4 days later he was cold and playing victim. That I caused it.

The sad thing is, it didn't have to turn out like this but there were other problems in the relationship - this was just the line in the sand. And I told him 2 weeks prior. I know what I can tolerate, I can't tolerate that. I find it to be disrespectful.

I like to confront problems. He likes to completely avoid them. This is one of many that will never get addressed and at this point, I am trying to focus on work and me and getting myself stronger. I let myself fall for this man. I fell hard. I didn't keep any guards up. I gave.
perhaps foolishly, but nonetheless, I hurt.

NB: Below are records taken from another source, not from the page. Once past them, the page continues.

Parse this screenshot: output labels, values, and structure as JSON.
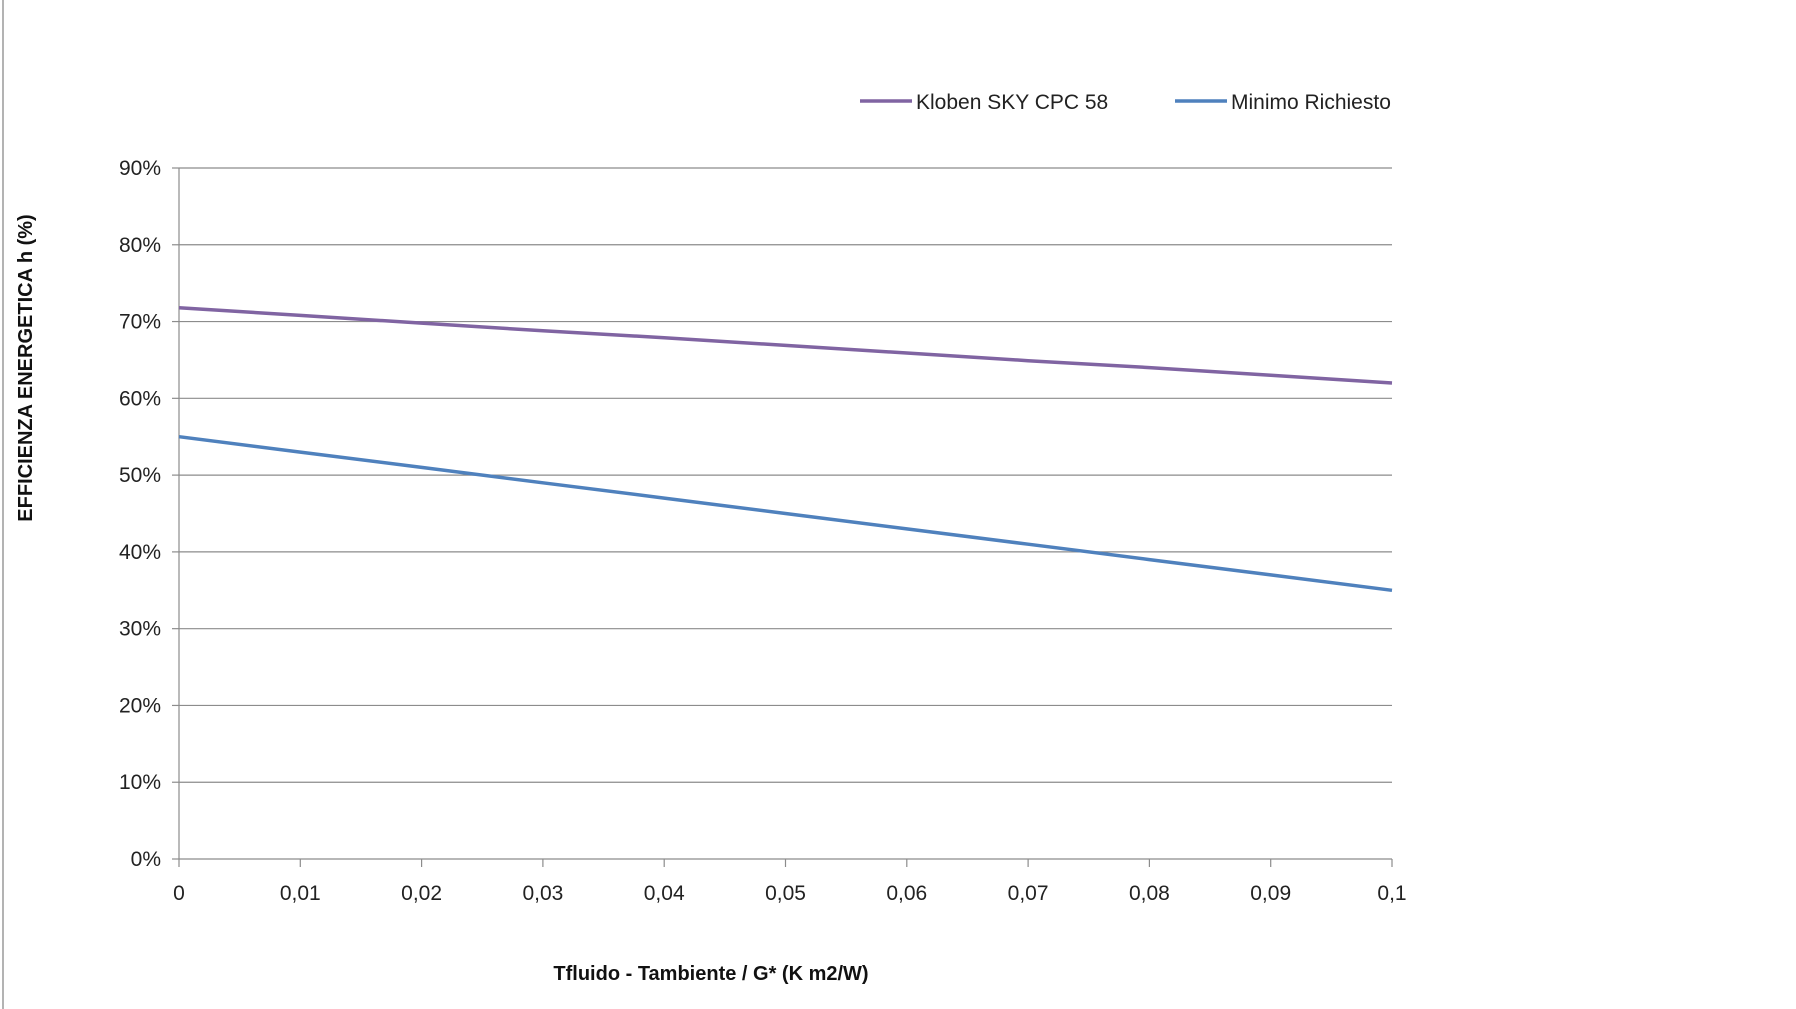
{
  "chart_data": {
    "type": "line",
    "title": "",
    "xlabel": "Tfluido - Tambiente / G* (K m2/W)",
    "ylabel": "EFFICIENZA ENERGETICA   h (%)",
    "x": [
      0,
      0.01,
      0.02,
      0.03,
      0.04,
      0.05,
      0.06,
      0.07,
      0.08,
      0.09,
      0.1
    ],
    "x_tick_labels": [
      "0",
      "0,01",
      "0,02",
      "0,03",
      "0,04",
      "0,05",
      "0,06",
      "0,07",
      "0,08",
      "0,09",
      "0,1"
    ],
    "y_ticks": [
      0,
      10,
      20,
      30,
      40,
      50,
      60,
      70,
      80,
      90
    ],
    "y_tick_labels": [
      "0%",
      "10%",
      "20%",
      "30%",
      "40%",
      "50%",
      "60%",
      "70%",
      "80%",
      "90%"
    ],
    "xlim": [
      0,
      0.1
    ],
    "ylim": [
      0,
      90
    ],
    "grid": "horizontal",
    "legend_position": "top-right",
    "series": [
      {
        "name": "Kloben SKY CPC 58",
        "color": "#8064A2",
        "values": [
          71.8,
          70.8,
          69.8,
          68.8,
          67.9,
          66.9,
          65.9,
          64.9,
          64.0,
          63.0,
          62.0
        ]
      },
      {
        "name": "Minimo Richiesto",
        "color": "#4F81BD",
        "values": [
          55,
          53,
          51,
          49,
          47,
          45,
          43,
          41,
          39,
          37,
          35
        ]
      }
    ]
  }
}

The inquisitive part of me wants to know why, why did it have to go like this, why couldn't we just be a normal couple, why God - why did you let me waste a year of my life.

Sadly, I have a years worth of journal entries that now reading I can see all the problems that we had now were there in month 2. I just am a foolish optimist.

The part of me that wants to be alone wants to let darkness consume me. And for my job, I know I can't go that far - I have to keep myself functioning. And I am trying. I am reaching out. I am seeking. And yet all I want to do is go lay down and cry.

My mom is still here - she is injured. I have to be strong for her. she needs my help.

But in the quietness of my bedroom, when after she falls asleep, I feel the tears. They fall as exhaustion falls on me.